Ghana Maritime Authority DG, Owusu commends LADOL’s Egina fabrication yard

Kwame Owusu, director general of the Ghana Maritime Authority (GMA), has commended the promoters of the Lagos Deep Offshore Logistics Base (LADOL) Free Zone Enterprise for contributing to the development of the nation’s Maritime, Oil and Gas sectors vis-a-vis the West African Region.

Owusu visited LADOL base with his management team last week to have a firsthand knowledge of the popular oil and gas logistics Free Zone that is hosting the integration yard of a $3.8 billion Floating, Production, Storage and Offloading (FPSO) oil production platform, otherwise known as the Egina project, as part of the 3-day official visit to Lagos, Nigeria.

The Egina FPSO project was awarded to the Korean-based Samsung Heavy Industries (SHI) by TOTAL Oil Exploration and Production, with LADOL serving as the Local Content Partner to SHI in line with the requirements of the Local Content Development Act of 2010.

“We are quite impressed with the facility we saw in the LADOL Free Zone. We are also happy with the fact that a country of the size of Nigeria does big things and is leading Africa in most of these developments. Because Nigeria has been in the industry for a while, is by this paving way for us. Therefore, whatever we do, we must learn from your example, improve on it and take advantage of the difficulties that you encountered when you started,” said Owusu.

According to the GMA boss, visiting a facility like LADOL is ‘an eye opener’ for a maritime nation like Ghana. “Therefore, we are ready to take this information back to our government to find the best way to go about the collaboration with Nigeria for the benefit of West African region.”

“The collaboration that we are trying to establish with Nigeria today, is such that if we have a project like the one in LADOL coming to Ghana and we don’t have the needed facility, we may decide to bring the job to Nigeria pending when we develop our own and that will enable Ghanaians to benefit from the employments such opportunity will create,” he said.

Showing the visitors round the LADOL facility, Adewole Gege, LADOL base manager, who told the delegates that Samsung is building the FPSO in partnership with LADOL, said the Free Zone also plays host to pipe coating firm, some agro-allied industries and automobile firms that are trying to set up in the zone.

“There are lots of incentives for companies operating in Free Zones like LADOL because apart from the provision of stable infrastructure that may not be readily available in the cities, there is tax holidays and enabling environment for businesses to produce and export their cargo from the zone,” he said.

Gege further said that the Egina project has a completion deadline, which Nigeria delivered ahead of time but still awaits the arrival of the hull of the FPSO vessel from Korea. “Initially, industry players never believed that this project would be achieved in LADOL. The project had lots of multiplier effects as most of the fabrication jobs were not done in LADOL.  We had other facilities like Nigerdock that benefited from the project as LADOL alone couldn’t do all the jobs.

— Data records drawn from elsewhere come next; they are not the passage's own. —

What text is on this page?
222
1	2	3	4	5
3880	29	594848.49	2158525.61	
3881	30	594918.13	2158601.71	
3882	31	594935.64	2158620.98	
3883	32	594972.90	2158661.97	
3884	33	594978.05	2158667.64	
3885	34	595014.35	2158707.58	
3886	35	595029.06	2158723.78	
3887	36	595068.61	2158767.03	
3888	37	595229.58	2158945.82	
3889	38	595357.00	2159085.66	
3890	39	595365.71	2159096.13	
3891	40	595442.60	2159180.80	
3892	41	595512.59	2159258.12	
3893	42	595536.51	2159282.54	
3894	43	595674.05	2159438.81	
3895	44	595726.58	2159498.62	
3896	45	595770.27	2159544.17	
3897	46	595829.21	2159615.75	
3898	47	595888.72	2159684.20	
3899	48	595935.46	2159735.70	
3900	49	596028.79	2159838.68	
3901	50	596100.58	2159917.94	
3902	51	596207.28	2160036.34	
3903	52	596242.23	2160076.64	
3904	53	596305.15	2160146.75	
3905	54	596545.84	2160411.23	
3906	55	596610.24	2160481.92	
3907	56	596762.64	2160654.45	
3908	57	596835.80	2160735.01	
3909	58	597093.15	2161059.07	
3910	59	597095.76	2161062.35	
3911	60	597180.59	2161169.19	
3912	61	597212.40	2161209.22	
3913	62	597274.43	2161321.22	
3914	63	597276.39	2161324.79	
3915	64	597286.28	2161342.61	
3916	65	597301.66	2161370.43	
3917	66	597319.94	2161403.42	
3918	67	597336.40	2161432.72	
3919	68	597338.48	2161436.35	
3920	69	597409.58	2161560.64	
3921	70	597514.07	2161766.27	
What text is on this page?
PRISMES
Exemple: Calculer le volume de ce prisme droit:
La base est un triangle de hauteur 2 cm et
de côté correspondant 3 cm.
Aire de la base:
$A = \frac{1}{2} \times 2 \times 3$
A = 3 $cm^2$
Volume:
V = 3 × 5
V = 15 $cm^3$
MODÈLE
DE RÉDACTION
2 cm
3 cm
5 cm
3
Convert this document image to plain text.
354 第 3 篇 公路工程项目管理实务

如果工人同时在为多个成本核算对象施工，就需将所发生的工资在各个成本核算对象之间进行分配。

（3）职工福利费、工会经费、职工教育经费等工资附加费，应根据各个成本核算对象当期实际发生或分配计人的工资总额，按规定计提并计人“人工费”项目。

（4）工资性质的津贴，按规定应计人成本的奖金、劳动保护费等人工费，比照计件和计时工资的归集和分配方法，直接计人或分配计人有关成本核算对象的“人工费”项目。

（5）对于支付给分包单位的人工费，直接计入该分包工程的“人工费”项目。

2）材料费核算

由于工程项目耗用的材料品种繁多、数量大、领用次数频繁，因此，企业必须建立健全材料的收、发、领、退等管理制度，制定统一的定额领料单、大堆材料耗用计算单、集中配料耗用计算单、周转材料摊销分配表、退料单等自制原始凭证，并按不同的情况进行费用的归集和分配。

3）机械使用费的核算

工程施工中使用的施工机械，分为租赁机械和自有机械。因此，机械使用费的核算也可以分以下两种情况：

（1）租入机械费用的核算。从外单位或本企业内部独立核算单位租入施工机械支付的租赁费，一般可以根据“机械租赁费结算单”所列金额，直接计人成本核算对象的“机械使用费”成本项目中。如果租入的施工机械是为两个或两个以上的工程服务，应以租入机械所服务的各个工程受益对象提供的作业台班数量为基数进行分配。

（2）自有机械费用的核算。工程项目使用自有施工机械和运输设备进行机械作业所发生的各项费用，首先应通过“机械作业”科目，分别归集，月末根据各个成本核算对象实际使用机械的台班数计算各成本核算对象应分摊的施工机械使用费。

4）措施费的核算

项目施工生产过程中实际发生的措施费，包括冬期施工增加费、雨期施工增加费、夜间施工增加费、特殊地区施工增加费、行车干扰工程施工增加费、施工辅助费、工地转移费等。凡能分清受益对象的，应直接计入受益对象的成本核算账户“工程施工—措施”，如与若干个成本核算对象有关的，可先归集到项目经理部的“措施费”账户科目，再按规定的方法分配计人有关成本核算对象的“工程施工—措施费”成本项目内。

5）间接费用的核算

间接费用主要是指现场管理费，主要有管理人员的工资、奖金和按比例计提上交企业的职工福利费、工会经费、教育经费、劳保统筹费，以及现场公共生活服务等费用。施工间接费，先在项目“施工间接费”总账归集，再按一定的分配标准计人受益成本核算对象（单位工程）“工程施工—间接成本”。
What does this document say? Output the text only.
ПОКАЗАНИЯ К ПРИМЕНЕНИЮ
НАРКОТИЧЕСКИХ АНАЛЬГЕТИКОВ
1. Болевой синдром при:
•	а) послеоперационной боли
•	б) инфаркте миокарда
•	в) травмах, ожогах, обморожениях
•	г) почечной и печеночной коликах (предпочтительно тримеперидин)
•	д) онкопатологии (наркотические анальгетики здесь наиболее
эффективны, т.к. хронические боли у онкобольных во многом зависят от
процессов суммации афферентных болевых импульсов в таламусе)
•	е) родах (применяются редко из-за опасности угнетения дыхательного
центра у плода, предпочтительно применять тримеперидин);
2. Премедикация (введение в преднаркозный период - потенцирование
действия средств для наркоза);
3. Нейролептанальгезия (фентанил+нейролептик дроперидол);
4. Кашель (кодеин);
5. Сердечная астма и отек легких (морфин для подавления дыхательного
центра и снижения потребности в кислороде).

He said that the fallen price of crude and devaluation of naira did not affect the project. “The Egina project had about three years timeline but we have been able to complete our side of the project and also developed the facility where all the fabricated parts will be integrated at the arrival of hull by the end of the year. It’s expected that the FPSO will commence operations in the first quarter of next year.

“The project, which has about 10-20 percent Local Content contribution, currently provides direct jobs to over 1,600 Nigerian welders, engineers, and other artisans working on the project site and at the arrival of hull of the FPSO vessel, over 2,000 Nigerians are expected to work on integration yard.

“We are determined to ensure that the next project at LADOL will achieve about 40-60 percent Local Content while the one after will go all out to achieve 100 percent Local Content. This is why we want to build a training school where Nigerians would be trained to work on the facility going forward,” Gege disclosed.

Sunday Umoren, head, Maritime Safety and Seafarers Standards of the Nigerian Maritime Administration and Safety Agency (NIMASA), who led the Ghanaian delegates to LADOL base, expressed gratitude to GMA boss and his team for coming to Nigeria and LADOL for receiving them.

He said that as Owusu and his team came to learn from Nigeria, that Nigerian will also be coming to learn from Ghana in other areas. “We appreciate what LADOL is doing in lifting the flag of our nation and for most of us that it’s our first time of coming to the facility; we are impressed with what we saw.

He however advised the promoters of LADOL to sustain the tempo exercised in the development of the Egina project to other future projects. He also assured LADOL of NIMASA support in ensuring that the Free Zone succeeds as the FPSO project has shown that Nigeria has an indigenous company that is determined to turn things around for good.